Market design flaws persist despite reforms
While the Energy Policy Act of 2005 enhanced FERC’s enforcement authority and the Dodd-Frank Act added whistleblower protections, fundamental vulnerabilities remain. FERC’s anti-manipulation rule still covers only fraud, not all forms of manipulation. The majority of U.S. electricity markets lack dedicated monitoring units, and limited real-time surveillance capabilities mean manipulation often goes undetected until long after damage is done.
The complexity of the federal-state regulatory split creates enforcement gaps that sophisticated manipulators exploit. Market designs still create opportunities for manipulation during scarcity events, as Winter Storm Uri demonstrated. With climate change increasing extreme weather frequency, these vulnerabilities become more dangerous. Limited coordination between FERC, CFTC, and state regulators allows cross-market manipulation to flourish, while informal processes at FERC and continued reliance on industry self-reporting leave consumers exposed.

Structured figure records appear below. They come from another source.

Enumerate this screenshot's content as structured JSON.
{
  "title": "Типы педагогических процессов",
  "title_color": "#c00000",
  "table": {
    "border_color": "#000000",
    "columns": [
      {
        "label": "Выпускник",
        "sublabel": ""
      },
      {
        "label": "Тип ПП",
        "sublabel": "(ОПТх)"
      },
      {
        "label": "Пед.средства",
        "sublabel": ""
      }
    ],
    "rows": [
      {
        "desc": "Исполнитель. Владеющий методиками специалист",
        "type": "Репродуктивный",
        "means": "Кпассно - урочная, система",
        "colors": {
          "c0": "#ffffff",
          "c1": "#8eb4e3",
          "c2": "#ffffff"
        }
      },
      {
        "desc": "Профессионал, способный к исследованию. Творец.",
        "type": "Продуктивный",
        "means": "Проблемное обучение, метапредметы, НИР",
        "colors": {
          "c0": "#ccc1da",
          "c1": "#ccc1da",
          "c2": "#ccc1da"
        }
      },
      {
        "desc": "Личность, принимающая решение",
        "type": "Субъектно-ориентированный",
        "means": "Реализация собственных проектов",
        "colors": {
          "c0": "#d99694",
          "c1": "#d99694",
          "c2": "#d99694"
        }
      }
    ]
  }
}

California’s recent SBX1-2 legislation enhancing petroleum market oversight and the establishment of FERC’s Office of Public Participation in 2021 represent incremental progress. However, with active investigations into Winter Storm Elliott manipulation, ongoing virtual trading schemes, and cryptocurrency mining’s grid impacts, it’s clear that manipulators continue evolving faster than regulators can respond.
Conclusion
Energy market manipulation in the United States represents one of the most successful and persistent corporate crime waves in history, extracting tens of billions from consumers while causing blackouts, bankruptcies, and deaths. From Enron’s traders mocking “Grandma Millie” to modern algorithmic manipulation and cryptocurrency mining schemes, the evidence reveals an industry where sophisticated fraud is not an aberration but a business model. Despite over $4 billion in penalties and some criminal prosecutions, the profits from manipulation far exceed the costs of getting caught.
The human toll—elderly people dying in blackouts, families choosing between food and electricity, businesses destroyed by engineered price spikes—demonstrates that this isn’t just financial crime but violence enacted through market mechanisms. With regulators captured by industry through revolving doors and lobbying funded by ratepayers themselves, and with new manipulation techniques emerging faster than enforcement can adapt, American consumers remain vulnerable to exploitation. Until structural reforms address regulatory capture, close market design loopholes, and impose penalties that actually deter manipulation, energy companies will continue treating fraud as a profitable investment strategy subsidized by the very people they harm.